La façon dont les gens se parlent a fondamentalement changé ces dernières années. Les évolutions technologiques, l’accessibilité constante et la présence omniprésente des smartphones ont sensiblement modifié la communication interpersonnelle. Une capacité qui a longtemps été considérée comme une expression naturelle du respect est de plus en plus mise sous pression : accorder toute son attention à l’autre.
Dans ce contexte, le journal en ligne français « Grazia » fait référence à une génération qui adhère particulièrement à une forme classique de culture de la conversation : les personnes nées avant 1980. Du point de vue des experts, elles sont considérées comme la dernière tranche d’âge pour laquelle il est naturel d’avoir une conversation sans distractions numériques. Celui qui parle à quelqu’un est présent, écoute et laisse son smartphone dans sa poche.
Le smartphone comme facteur perturbateur dans les conversations
Cette attitude se démarque particulièrement clairement des habitudes de communication actuelles. Pour de nombreuses personnes appartenant aux générations plus âgées, il est considéré comme extrêmement impoli de regarder son téléphone portable pendant une conversation ou de le poser ostensiblement sur la table du restaurant. Ce qui est depuis longtemps devenu normal pour certains s’entend ici comme un manque de respect envers l’autre.
Il existe même désormais un terme distinct pour ce comportement : phubbing – un mot créé à partir de « téléphone » et de « snubbing ». Cela décrit l’utilisation inappropriée des smartphones dans les interactions sociales.
Une étude de l’Université de Münster montre que cette forme de distraction n’est en aucun cas anodine. Les chercheurs ont découvert que le phubbing déclenche un sentiment d’exclusion sociale chez les personnes concernées. En conséquence, les besoins fondamentaux tels que l’appartenance et l’estime de soi sont menacés, l’humeur se détériore et la confiance dans l’interaction diminue également. Le smartphone devient non seulement un accessoire de la conversation, mais aussi un véritable facteur perturbateur de proximité interpersonnelle.
Pourquoi les jeunes générations communiquent différemment
Les jeunes générations ont souvent un rapport différent au monde numérique. Quiconque a grandi avec les médias sociaux, les services de messagerie et une disponibilité constante en ligne éprouve souvent la communication sous l’impression d’une urgence cognitive constante. La caisse d’assurance maladie Barmer explique ce qui se cache derrière.
Le phénomène est décrit comme FOMO – Fear of Missing Out – la peur de ne pas être à jour ou de manquer des moments sociaux cruciaux. D’autres personnes développent même des symptômes de nomophobie lorsqu’elles utilisent beaucoup leur smartphone : elles réagissent nerveusement ou anxieusement lorsque le téléphone portable n’est pas à portée de main.
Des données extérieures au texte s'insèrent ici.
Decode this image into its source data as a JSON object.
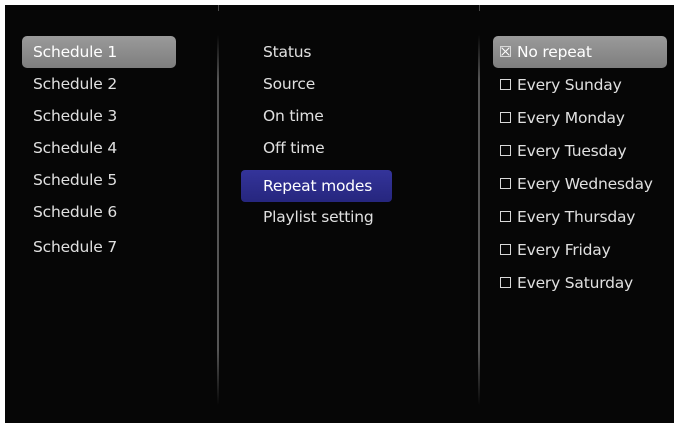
{
  "schedules": {
    "items": [
      "Schedule 1",
      "Schedule 2",
      "Schedule 3",
      "Schedule 4",
      "Schedule 5",
      "Schedule 6",
      "Schedule 7"
    ],
    "selected_index": 0
  },
  "settings": {
    "items": [
      "Status",
      "Source",
      "On time",
      "Off time",
      "Repeat modes",
      "Playlist setting"
    ],
    "selected_index": 4
  },
  "repeat": {
    "items": [
      {
        "label": "No repeat",
        "checked": true
      },
      {
        "label": "Every Sunday",
        "checked": false
      },
      {
        "label": "Every Monday",
        "checked": false
      },
      {
        "label": "Every Tuesday",
        "checked": false
      },
      {
        "label": "Every Wednesday",
        "checked": false
      },
      {
        "label": "Every Thursday",
        "checked": false
      },
      {
        "label": "Every Friday",
        "checked": false
      },
      {
        "label": "Every Saturday",
        "checked": false
      }
    ],
    "selected_index": 0
  },
  "colors": {
    "background": "#060606",
    "highlight_grey": "#8a8a8a",
    "highlight_blue": "#2c2c8c",
    "text": "#e0e0e0"
  }
}
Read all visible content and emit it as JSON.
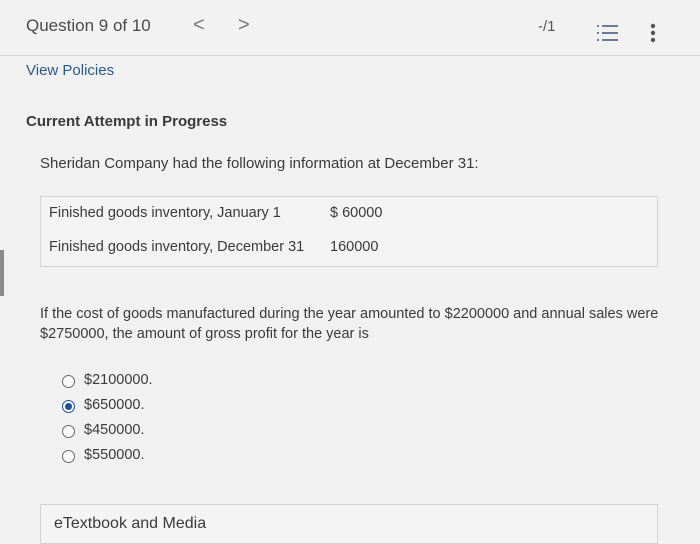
{
  "header": {
    "question_counter": "Question 9 of 10",
    "prev_symbol": "<",
    "next_symbol": ">",
    "score": "-/1",
    "icons": [
      "list-icon",
      "more-vertical-icon"
    ]
  },
  "policies_link": "View Policies",
  "attempt_status": "Current Attempt in Progress",
  "stem": "Sheridan Company had the following information at December 31:",
  "info_table": {
    "rows": [
      {
        "label": "Finished goods inventory, January 1",
        "value": "$ 60000"
      },
      {
        "label": "Finished goods inventory, December 31",
        "value": "160000"
      }
    ]
  },
  "question_text": "If the cost of goods manufactured during the year amounted to $2200000 and annual sales were $2750000, the amount of gross profit for the year is",
  "options": [
    {
      "label": "$2100000.",
      "selected": false
    },
    {
      "label": "$650000.",
      "selected": true
    },
    {
      "label": "$450000.",
      "selected": false
    },
    {
      "label": "$550000.",
      "selected": false
    }
  ],
  "etextbook_label": "eTextbook and Media"
}
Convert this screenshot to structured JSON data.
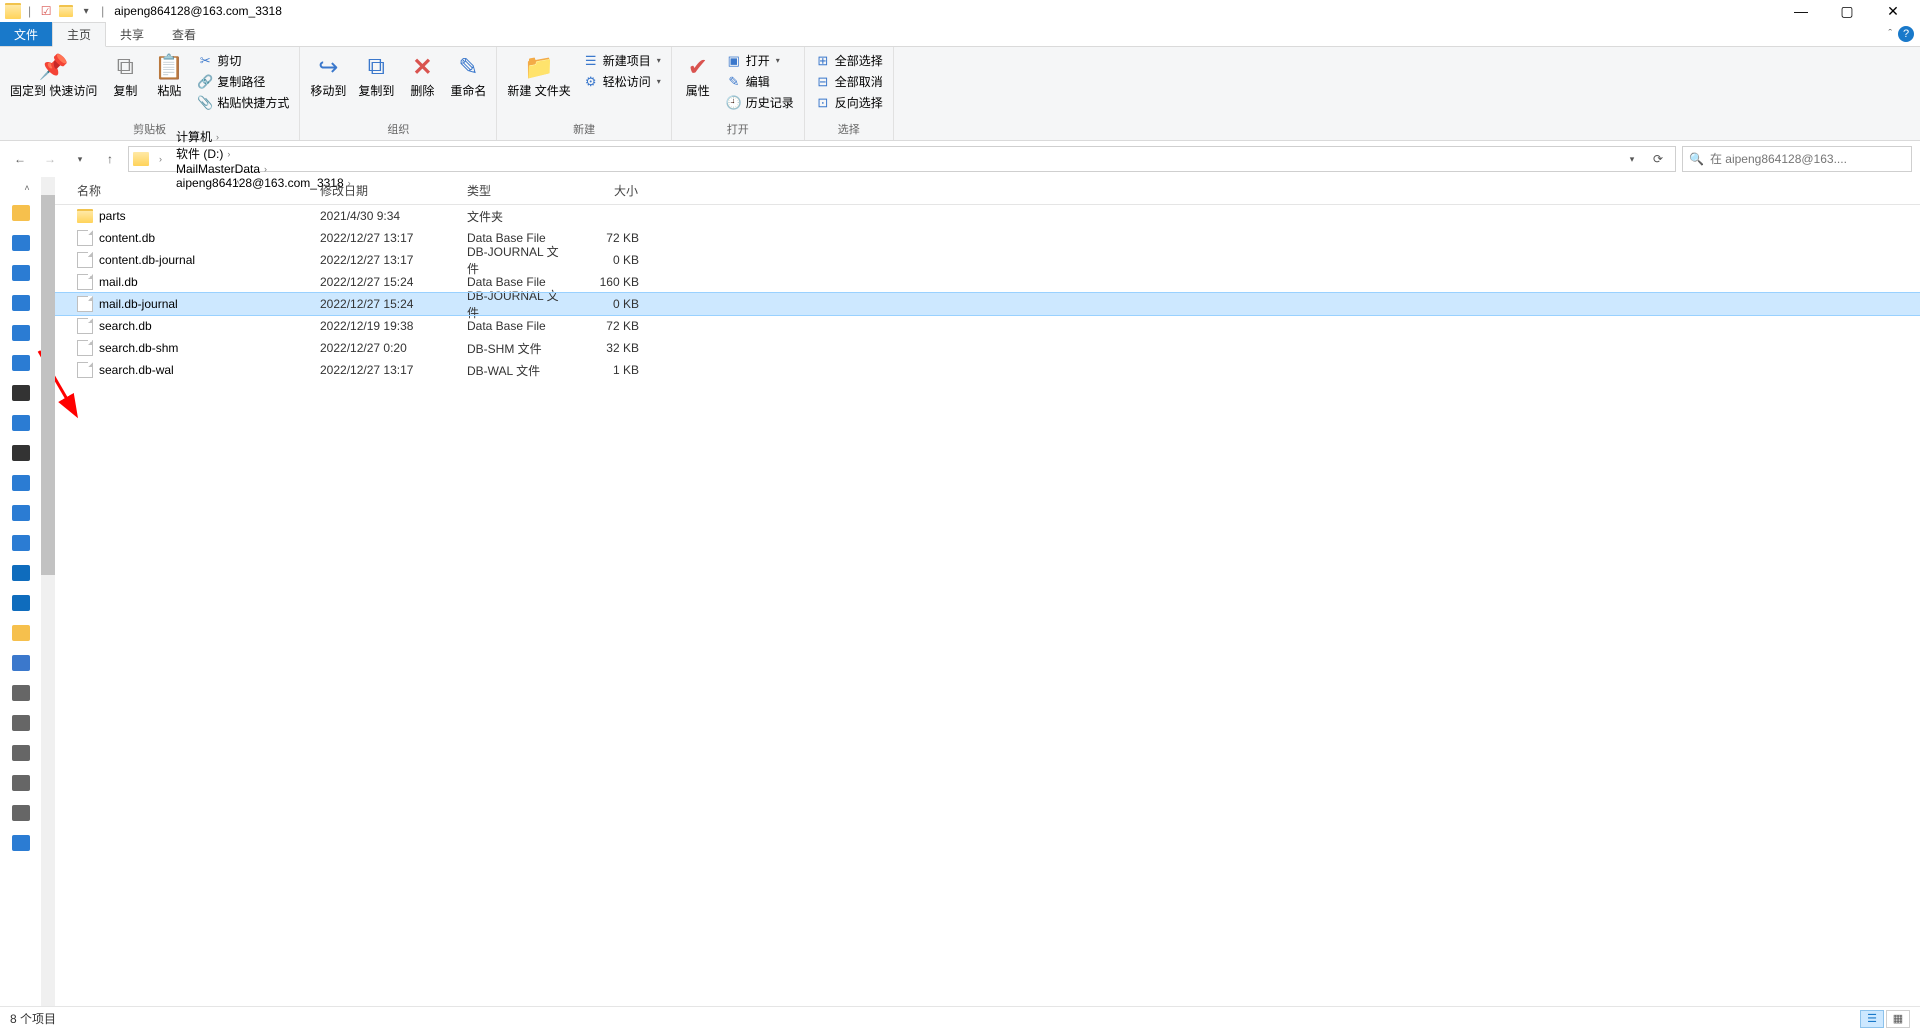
{
  "title": "aipeng864128@163.com_3318",
  "tabs": {
    "file": "文件",
    "home": "主页",
    "share": "共享",
    "view": "查看"
  },
  "ribbon": {
    "clipboard": {
      "label": "剪贴板",
      "pin": "固定到\n快速访问",
      "copy": "复制",
      "paste": "粘贴",
      "cut": "剪切",
      "copy_path": "复制路径",
      "paste_shortcut": "粘贴快捷方式"
    },
    "organize": {
      "label": "组织",
      "move_to": "移动到",
      "copy_to": "复制到",
      "delete": "删除",
      "rename": "重命名"
    },
    "new": {
      "label": "新建",
      "new_folder": "新建\n文件夹",
      "new_item": "新建项目",
      "easy_access": "轻松访问"
    },
    "open": {
      "label": "打开",
      "properties": "属性",
      "open": "打开",
      "edit": "编辑",
      "history": "历史记录"
    },
    "select": {
      "label": "选择",
      "all": "全部选择",
      "none": "全部取消",
      "invert": "反向选择"
    }
  },
  "breadcrumbs": [
    "计算机",
    "软件 (D:)",
    "MailMasterData",
    "aipeng864128@163.com_3318"
  ],
  "search_placeholder": "在 aipeng864128@163....",
  "columns": {
    "name": "名称",
    "date": "修改日期",
    "type": "类型",
    "size": "大小"
  },
  "rows": [
    {
      "icon": "folder",
      "name": "parts",
      "date": "2021/4/30 9:34",
      "type": "文件夹",
      "size": ""
    },
    {
      "icon": "file",
      "name": "content.db",
      "date": "2022/12/27 13:17",
      "type": "Data Base File",
      "size": "72 KB"
    },
    {
      "icon": "file",
      "name": "content.db-journal",
      "date": "2022/12/27 13:17",
      "type": "DB-JOURNAL 文件",
      "size": "0 KB"
    },
    {
      "icon": "file",
      "name": "mail.db",
      "date": "2022/12/27 15:24",
      "type": "Data Base File",
      "size": "160 KB"
    },
    {
      "icon": "file",
      "name": "mail.db-journal",
      "date": "2022/12/27 15:24",
      "type": "DB-JOURNAL 文件",
      "size": "0 KB",
      "selected": true
    },
    {
      "icon": "file",
      "name": "search.db",
      "date": "2022/12/19 19:38",
      "type": "Data Base File",
      "size": "72 KB"
    },
    {
      "icon": "file",
      "name": "search.db-shm",
      "date": "2022/12/27 0:20",
      "type": "DB-SHM 文件",
      "size": "32 KB"
    },
    {
      "icon": "file",
      "name": "search.db-wal",
      "date": "2022/12/27 13:17",
      "type": "DB-WAL 文件",
      "size": "1 KB"
    }
  ],
  "status": "8 个项目",
  "nav_icons": [
    {
      "c": "#f6c04d"
    },
    {
      "c": "#2b7cd3"
    },
    {
      "c": "#2b7cd3"
    },
    {
      "c": "#2b7cd3"
    },
    {
      "c": "#2b7cd3"
    },
    {
      "c": "#2b7cd3"
    },
    {
      "c": "#333"
    },
    {
      "c": "#2b7cd3"
    },
    {
      "c": "#333"
    },
    {
      "c": "#2b7cd3"
    },
    {
      "c": "#2b7cd3"
    },
    {
      "c": "#2b7cd3"
    },
    {
      "c": "#0f6cbd"
    },
    {
      "c": "#0f6cbd"
    },
    {
      "c": "#f6c04d"
    },
    {
      "c": "#3b78cc"
    },
    {
      "c": "#666"
    },
    {
      "c": "#666"
    },
    {
      "c": "#666"
    },
    {
      "c": "#666"
    },
    {
      "c": "#666"
    },
    {
      "c": "#2b7cd3"
    }
  ]
}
Anisha Arenz, spécialiste en communication de l’Université d’Amsterdam, a évalué de nombreuses études empiriques pour découvrir quelles caractéristiques et quels modèles de comportement rendent le phubbing particulièrement probable. Leurs résultats sont clairs : les personnes qui ont généralement du mal à lâcher leur smartphone sont particulièrement susceptibles de faire du phub.
« Les modèles d’utilisation problématiques sont le meilleur indicateur du phubbing », explique Arenz. Donc, si vous remarquez que vous passez plus de temps sur votre téléphone portable que ce qui est bon pour vous et que vous avez du mal à vous en débarrasser, vous devez prendre ce comportement au sérieux.
Qu’est-ce qui aide contre le phubbing
Si vous voulez éviter le phubbing, vous pouvez y remédier avec des habitudes simples, décrit Barmer :
- Mettez votre smartphone hors de vue lors d’une conversation, par exemple dans votre poche.
- Désactivez les sonneries et les notifications pour réduire les distractions.
- Si vous devez être contacté, annoncez-le brièvement, faites vibrer votre téléphone portable et laissez-le dans votre poche.
- Planifiez consciemment les pauses de votre smartphone dans votre vie quotidienne en mettant l’appareil de côté ou en l’éteignant.
- Remettez régulièrement en question et surveillez attentivement votre propre comportement d’utilisation.